PND: What is the status of that issue before the court committee?

WHL: We’re just talking about it at this point.

PND: Other items slated for Pa. Supreme Court review were part of Governor Rendell’s malpractice reform plan. One was limiting plaintiffs attorney contingency fees in cases involving bodily harm or death. What is the status of that proposal?

WHL: Chief Justice Cappy appointed a special committee to handle that, and to my knowledge there’s been no action on that up to this point. The fate of that proposal will be to wait and see how the other reforms are moving the system, and I think that the Court has a open mind, not deciding until it hears back from that committee whether it wants to go one way or another. I think there is a concern amongst the judiciary, not just the Supreme Court, that it is troubling to enter into the attorney-client relationship, to dictate to clients and attorneys the economic relationship that they could have with one another.

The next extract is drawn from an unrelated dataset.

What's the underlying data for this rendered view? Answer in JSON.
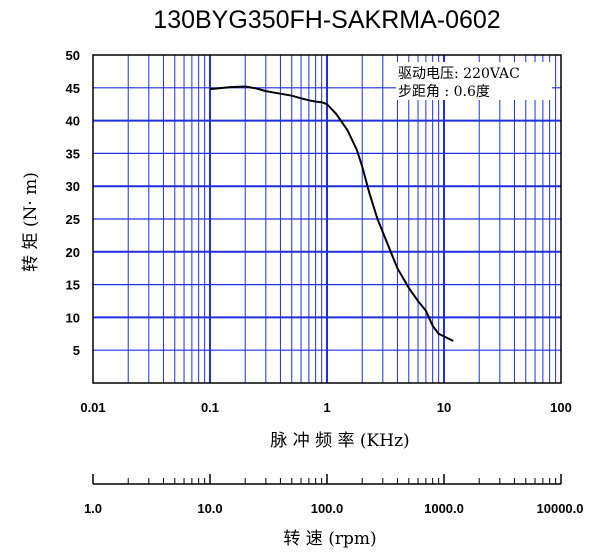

PND: Another item on Rendell’s list is the requirement that plaintiffs file a copy of their medical malpractice complaint, and that defendants file a copy of their answer to it, with the licensing boards. What is the status of that recommendation?

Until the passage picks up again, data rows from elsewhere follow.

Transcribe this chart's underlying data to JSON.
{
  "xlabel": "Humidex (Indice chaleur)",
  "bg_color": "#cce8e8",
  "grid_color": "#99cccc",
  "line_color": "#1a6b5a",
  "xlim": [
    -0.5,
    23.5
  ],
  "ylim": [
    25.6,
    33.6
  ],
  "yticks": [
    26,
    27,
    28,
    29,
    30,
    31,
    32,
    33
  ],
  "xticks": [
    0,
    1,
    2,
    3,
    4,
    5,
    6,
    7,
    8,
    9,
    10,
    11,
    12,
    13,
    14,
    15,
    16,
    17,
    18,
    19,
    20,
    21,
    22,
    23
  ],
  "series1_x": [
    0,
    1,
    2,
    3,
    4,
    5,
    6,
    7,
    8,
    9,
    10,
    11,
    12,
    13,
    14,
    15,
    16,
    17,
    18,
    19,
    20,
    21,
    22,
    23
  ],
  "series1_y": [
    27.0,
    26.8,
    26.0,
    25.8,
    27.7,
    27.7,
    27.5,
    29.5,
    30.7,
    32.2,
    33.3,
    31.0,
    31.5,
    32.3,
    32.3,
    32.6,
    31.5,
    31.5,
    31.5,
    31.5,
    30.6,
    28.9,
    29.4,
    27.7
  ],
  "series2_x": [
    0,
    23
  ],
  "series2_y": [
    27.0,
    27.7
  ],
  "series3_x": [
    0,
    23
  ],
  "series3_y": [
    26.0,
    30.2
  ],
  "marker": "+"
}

WHL: We’ve done nothing with that. I’ve discussed it with the Chief Justice and it’s not been on our radar screen at all.

PND: The last item on Rendell’s list is to prohibit the sealing of court records of medical malpractice cases to preclude examination of records by physician licensing board staff.

WHL: To my knowledge nothing has happened with that. That is pretty far down in the list of priorities, at this point.

PND: Do you have any additional comments that might be of importance to physicians?

WHL: The legal profession is different from the medical profession. There are no life and death decisions that need to be made immediately, while doctors are confronted with those decisions all the time. Lawyers tend to study and discuss issues, and I know that there has been impatience on the part of a lot of people in the medical field. I guess I would say you’ve got to give us some time. We’ve only been at this for about a year and a half. This has been a set of problems that has been 30 years in the making. There are no instant fixes to these problems which continue to protect the rights of people who have legitimate claims. You’ve got to balance both sides. And I think physicians ought to be extremely pleased that the Supreme Court of Pennsylvania has picked up this ball and run with it. They may not think that we’re running fast enough, but we are running with it. And as I said before, if it were five, six, seven, years ago this Court would have said, "No thank you. We’re not going to get involved."